Forever 21 files for bankruptcy

Forever 21, the teenage clothing emporium, has filed for bankruptcy.

Forever 21 store in the Westfield Mall

Grace Mercer

Forever 21 store in the Westfield Mall

Grace Mercer, Staff Reporter

Fashion retailer, Forever 21, announced it has filed for bankruptcy protection in order to restructure its business. Some of the Forever 21 stores closed not only in the US, but also in countries such as Europe and Asia. In total, the company is closing 300 to 350 stores, and as many as 178 of those stores are in the United States.

The company sent a letter to customers about the shut down of certain stores. The ability to get out of the way of leases and close the stores at lower prices is what the company is aiming for by filing for bankruptcy.

“We do, however, expect a significant number of these stores will remain open and operate as usual, and we do not expect to exit any major markets in the US,” the company said.

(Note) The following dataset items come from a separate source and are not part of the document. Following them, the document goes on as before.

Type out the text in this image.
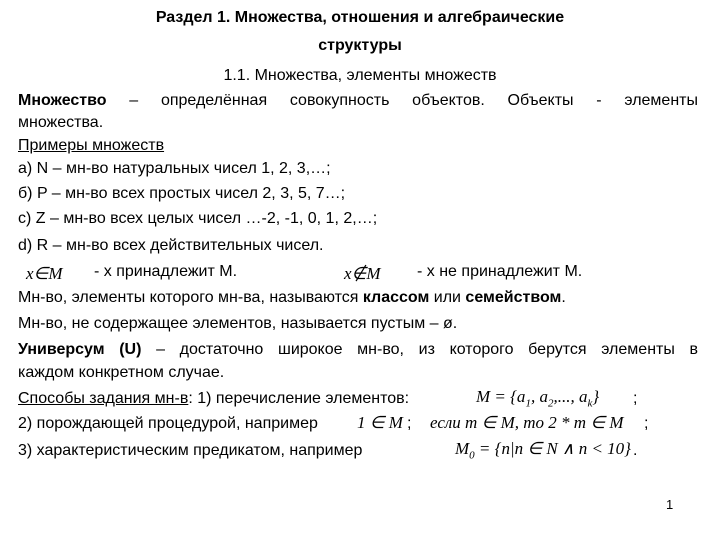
Раздел 1. Множества, отношения и алгебраические
структуры
1.1. Множества, элементы множеств
Множество – определённая совокупность объектов. Объекты - элементы
множества.
Примеры множеств
а) N – мн-во натуральных чисел 1, 2, 3,…;
б) P – мн-во всех простых чисел 2, 3, 5, 7…;
c) Z – мн-во всех целых чисел …-2, -1, 0, 1, 2,…;
d) R – мн-во всех действительных чисел.
x∈M - x принадлежит M.	x∉M - x не принадлежит M.
Мн-во, элементы которого мн-ва, называются классом или семейством.
Мн-во, не содержащее элементов, называется пустым – ø.
Универсум (U) – достаточно широкое мн-во, из которого берутся элементы в
каждом конкретном случае.
Способы задания мн-в: 1) перечисление элементов:	$M = \{a_1$, $a_2$,..., $a_k$} ;
2) порождающей процедурой, например 1 ∈ M ; если m ∈ M, то 2 * m ∈ M ;
3) характеристическим предикатом, например	$M_0 = \{n|n$ ∈ N ∧ n < 10} .
1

In recent years, even financially healthy retailers have closed their stores, and the struggling retailers have filed for bankruptcy. Forever 21 has obtained large amounts of money from other companies such as JP Morgan, Chase, and TPG Sixth Street Partners that allow them to operate under their regular schedule. High debt levels and rent costs have also burdened the retailers.

“Retailers relying on debt to finance their growth has always been particularly susceptible to slowdowns,” said Greg Portell, lead partner in the global consumer.

While Forever 21 is closing stores everywhere, there has been a rise in online shopping. Young shoppers have migrated to sites such as Fashion Nova, Asos, Boohoo, and Missguided, as well as e-commerce giant, Amazon, and clothing resellers such as Poshmark and Depop.

The stores of Forever 21 are still scattered around different malls and shopping centers. While many retailers have run into trouble after being purchased by private equity firms or hedge funds after piling on debt, Forever 21 is still owned by its founders.